Ich meinte jetzt auch speziell das Format Interview.
Also ich meine, wenn ich daran denke, wie viele Berichte ich selber über sie geschrieben habe.
Also ich sage jetzt nicht, nicht berichten.
Und ich sage auch nicht in jedem Artikel dann den Leuten sagen, wählt bloß nicht AfD oder so.

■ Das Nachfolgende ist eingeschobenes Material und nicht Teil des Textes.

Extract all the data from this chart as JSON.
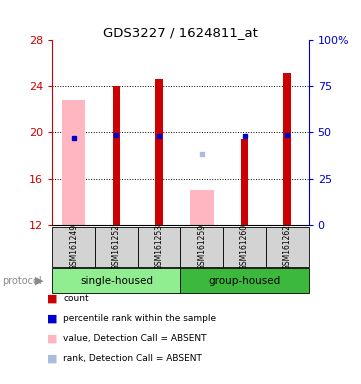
{
  "title": "GDS3227 / 1624811_at",
  "samples": [
    "GSM161249",
    "GSM161252",
    "GSM161253",
    "GSM161259",
    "GSM161260",
    "GSM161262"
  ],
  "red_bar_values": [
    null,
    24.0,
    24.6,
    null,
    19.4,
    25.2
  ],
  "pink_bar_values": [
    22.8,
    null,
    null,
    15.0,
    null,
    null
  ],
  "blue_square_values": [
    19.5,
    19.8,
    19.7,
    null,
    19.7,
    19.8
  ],
  "light_blue_square_values": [
    null,
    null,
    null,
    18.1,
    null,
    null
  ],
  "ylim_left": [
    12,
    28
  ],
  "ylim_right": [
    0,
    100
  ],
  "yticks_left": [
    12,
    16,
    20,
    24,
    28
  ],
  "yticks_right": [
    0,
    25,
    50,
    75,
    100
  ],
  "ytick_labels_right": [
    "0",
    "25",
    "50",
    "75",
    "100%"
  ],
  "group_colors": {
    "single-housed": "#90EE90",
    "group-housed": "#3CB83C"
  },
  "red_color": "#CC0000",
  "pink_color": "#FFB6C1",
  "blue_color": "#0000CC",
  "light_blue_color": "#AABBDD",
  "sample_box_color": "#D3D3D3",
  "legend_items": [
    {
      "color": "#CC0000",
      "label": "count"
    },
    {
      "color": "#0000CC",
      "label": "percentile rank within the sample"
    },
    {
      "color": "#FFB6C1",
      "label": "value, Detection Call = ABSENT"
    },
    {
      "color": "#AABBDD",
      "label": "rank, Detection Call = ABSENT"
    }
  ],
  "groups": [
    {
      "label": "single-housed",
      "start": 0,
      "end": 2,
      "color": "#90EE90"
    },
    {
      "label": "group-housed",
      "start": 3,
      "end": 5,
      "color": "#3CB83C"
    }
  ]
}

Also das ist sozusagen, man soll den Leuten jetzt auch nicht, klar, man soll die Leser auf keinen Fall irgendwie indoktrinieren oder denen sagen, was sie denken sollen, um Gottes Willen.
Und ich glaube, dass viele Leute das so empfinden trotzdem, obwohl ich glaube, dass...
der Löwenanteil von uns in unserer Branche das gar nicht so will, aber es wird trotzdem so empfunden.
Aber natürlich über sie berichten, sie auch zu Wort kommen lassen in den Berichten, ihnen Gelegenheit zur Stellungnahme zu geben, ihre Programme auszuwerten und zu sagen, guck mal, was die hier alles fordern.
Und zwar nicht immer nur so, die Bösen und ihr seid so schlimm.
Ich meine, ich weiß nicht, wie viele Stunden und Stunden ich mit AfD-Politikern im Gespräch verbracht habe, im Hintergrundgespräch, auf Parteitagen, überall.
Also natürlich...
Kontakt mit ihnen haben.
Das ist nur eben in der Berichterstattung halt auch überlegen, welches lassen wir uns jetzt vielleicht vor den Karren spannen und ist ein Format, so wie wir es machen, führt das vielleicht dazu, dass einfach wir ein Instrument für die werden.
Ja, aber die AfD ist halt von ihren Inhalten, ihren Zielen, ihren Forderungen her keine normale Partei.
Natürlich wollen uns alle vor ihren Karren spannen.
Das ist das Dilemma des Journalismus.
Aber wir müssen halt einfach sehen, da sind in Sachsen-Anhalt der Spitzenkandidat.
Wenn der dich vor seinen Karren spannt, ist das quasi ein Weltkriegspanzer.
Und wenn dich Hubertus Heil vor seinen Karren spannt, ist das halt eine Pferdedroschke oder so.